IV. Special attributes and Up Angle Loops (Fun Part)
Now you’ve seen what Candyman’s movements do, and you know when to use his trick, so you’re just not sure how to follow up. Hell, even how to predict where the ball’s going to be.
First, realize that if you’re doing a smash, you can change the angle of the ball. This makes Candyman break an incredible late burst option. If you’re shattering, and you want a ball to go straight, then you’ve got to hold on.
Second, imagine that every stage is a grid.
That should make the follow-up a bit smoother if you don’t have the time or if you’re not in the correct place to use them up angle loop.
Second, what’s the heck is an angle loop? I’m pleased I am asking.
An up angle loop is a way that Candyman can use the stage’s different characteristics to constantly strike his special and make the strain a breeze. There are four different phase classifications that I have created. Switch, Replace, JumpHit, and the Police Department.
Loop is made up of Candyman’s cell, the Subway Train, the Paradise Field, and the Pool. These are stages that will return to their original position when you use angled hits. It ensures that Candyman will line up to strike his ball again by being in the same position as he was.
Alternate consists of the rocky arena of the first game (don’t know what the name is) and the Sewers. These are the points where you’re going to have to turn between the left and the right sides to get the circle.
JumpHit consists of the Elevator and the Switchbot Plant. These are the areas where you have to leap to get a second hit so you can either start using the double leap or lean down to reset the ball.

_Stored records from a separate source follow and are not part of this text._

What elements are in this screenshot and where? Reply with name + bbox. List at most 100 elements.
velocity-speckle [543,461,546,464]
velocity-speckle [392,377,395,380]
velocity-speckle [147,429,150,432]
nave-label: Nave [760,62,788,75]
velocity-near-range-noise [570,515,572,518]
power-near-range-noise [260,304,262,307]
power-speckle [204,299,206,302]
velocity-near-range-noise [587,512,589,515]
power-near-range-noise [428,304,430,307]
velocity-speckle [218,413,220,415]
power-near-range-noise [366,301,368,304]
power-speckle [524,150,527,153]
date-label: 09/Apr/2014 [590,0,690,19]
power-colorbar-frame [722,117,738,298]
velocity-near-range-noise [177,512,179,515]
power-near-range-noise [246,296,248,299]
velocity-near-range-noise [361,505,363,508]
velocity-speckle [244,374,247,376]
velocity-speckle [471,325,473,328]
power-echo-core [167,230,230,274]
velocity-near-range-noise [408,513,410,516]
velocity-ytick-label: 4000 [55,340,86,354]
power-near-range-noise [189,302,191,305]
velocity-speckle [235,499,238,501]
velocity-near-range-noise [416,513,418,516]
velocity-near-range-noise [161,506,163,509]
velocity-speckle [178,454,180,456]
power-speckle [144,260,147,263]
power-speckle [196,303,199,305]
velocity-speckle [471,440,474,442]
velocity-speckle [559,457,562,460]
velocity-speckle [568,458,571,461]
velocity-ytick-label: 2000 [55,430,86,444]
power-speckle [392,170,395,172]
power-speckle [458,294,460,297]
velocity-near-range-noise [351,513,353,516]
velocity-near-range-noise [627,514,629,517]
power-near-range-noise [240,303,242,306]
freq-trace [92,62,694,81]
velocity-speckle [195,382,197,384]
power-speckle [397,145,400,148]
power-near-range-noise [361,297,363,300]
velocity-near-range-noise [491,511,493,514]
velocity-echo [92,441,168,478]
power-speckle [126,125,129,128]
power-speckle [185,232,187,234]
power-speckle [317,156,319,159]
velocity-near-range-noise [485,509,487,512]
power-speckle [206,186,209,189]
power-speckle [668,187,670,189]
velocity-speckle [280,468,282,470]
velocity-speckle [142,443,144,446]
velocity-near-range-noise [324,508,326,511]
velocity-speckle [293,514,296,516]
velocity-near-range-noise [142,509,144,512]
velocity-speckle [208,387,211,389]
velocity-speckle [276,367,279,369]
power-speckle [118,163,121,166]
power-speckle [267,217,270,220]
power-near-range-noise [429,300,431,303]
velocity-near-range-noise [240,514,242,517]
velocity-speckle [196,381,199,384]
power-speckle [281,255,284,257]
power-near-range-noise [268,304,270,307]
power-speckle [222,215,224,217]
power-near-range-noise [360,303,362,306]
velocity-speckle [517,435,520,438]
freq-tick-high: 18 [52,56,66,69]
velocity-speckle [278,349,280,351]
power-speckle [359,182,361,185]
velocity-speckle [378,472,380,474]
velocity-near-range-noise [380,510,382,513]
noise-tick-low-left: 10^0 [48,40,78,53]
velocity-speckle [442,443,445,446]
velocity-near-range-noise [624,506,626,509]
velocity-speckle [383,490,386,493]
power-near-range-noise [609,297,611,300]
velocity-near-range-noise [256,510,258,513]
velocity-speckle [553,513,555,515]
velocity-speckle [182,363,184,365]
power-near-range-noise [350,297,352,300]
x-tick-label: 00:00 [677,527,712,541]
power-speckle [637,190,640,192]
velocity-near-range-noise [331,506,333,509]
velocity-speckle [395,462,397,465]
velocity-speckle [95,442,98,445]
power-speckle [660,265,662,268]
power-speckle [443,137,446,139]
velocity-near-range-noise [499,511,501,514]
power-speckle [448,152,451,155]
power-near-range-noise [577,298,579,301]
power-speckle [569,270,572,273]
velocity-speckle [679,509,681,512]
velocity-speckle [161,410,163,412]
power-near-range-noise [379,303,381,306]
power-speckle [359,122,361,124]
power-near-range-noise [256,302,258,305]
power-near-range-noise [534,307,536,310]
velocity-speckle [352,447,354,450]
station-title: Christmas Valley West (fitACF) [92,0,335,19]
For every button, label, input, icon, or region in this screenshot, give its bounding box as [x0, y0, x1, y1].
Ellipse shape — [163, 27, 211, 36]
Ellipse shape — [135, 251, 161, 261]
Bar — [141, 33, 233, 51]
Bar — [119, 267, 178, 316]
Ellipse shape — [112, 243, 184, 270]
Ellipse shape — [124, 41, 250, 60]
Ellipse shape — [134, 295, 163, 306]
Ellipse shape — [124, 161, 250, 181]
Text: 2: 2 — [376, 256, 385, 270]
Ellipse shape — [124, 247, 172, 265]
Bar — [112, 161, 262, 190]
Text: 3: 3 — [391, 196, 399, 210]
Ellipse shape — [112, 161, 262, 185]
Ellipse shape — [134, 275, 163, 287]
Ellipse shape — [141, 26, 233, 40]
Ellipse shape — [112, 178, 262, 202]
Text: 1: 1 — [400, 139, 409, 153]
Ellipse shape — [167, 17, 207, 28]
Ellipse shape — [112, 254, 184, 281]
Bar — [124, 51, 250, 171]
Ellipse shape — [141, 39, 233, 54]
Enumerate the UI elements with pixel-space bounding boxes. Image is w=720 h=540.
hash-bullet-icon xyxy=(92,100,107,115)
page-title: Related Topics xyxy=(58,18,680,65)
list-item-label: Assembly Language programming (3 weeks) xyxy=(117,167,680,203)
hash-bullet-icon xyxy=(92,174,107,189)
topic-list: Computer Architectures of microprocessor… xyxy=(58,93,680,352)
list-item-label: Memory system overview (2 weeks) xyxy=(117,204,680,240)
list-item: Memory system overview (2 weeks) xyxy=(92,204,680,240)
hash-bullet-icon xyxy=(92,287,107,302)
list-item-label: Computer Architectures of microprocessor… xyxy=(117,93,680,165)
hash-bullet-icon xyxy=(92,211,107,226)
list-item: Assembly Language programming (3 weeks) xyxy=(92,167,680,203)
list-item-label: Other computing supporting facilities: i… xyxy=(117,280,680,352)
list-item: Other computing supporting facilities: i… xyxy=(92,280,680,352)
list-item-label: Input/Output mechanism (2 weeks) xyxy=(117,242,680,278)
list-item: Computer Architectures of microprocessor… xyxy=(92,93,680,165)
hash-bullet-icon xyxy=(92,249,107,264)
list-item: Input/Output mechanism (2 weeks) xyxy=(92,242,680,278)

Police are the police car level, so they are in their own division. To make a loop on this diagram, you need to hop twice as far as you want to angle down to get the loop correct. This means that if you’re going to be able to reach this level, you will. I’ve just been able to JumpHit in some situations, so it might require some more precise timing and positioning. It will not loop properly, either, if you just want to JumpHit, but sometimes you have to do what you have to do.
I’ve been practicing these loops all the time in training mode, they’re nifty ways to remember how to track up your angle attacks and become muscle memory over time. This should make it easier to adapt and create more fascinating trends for your Jawbreaker.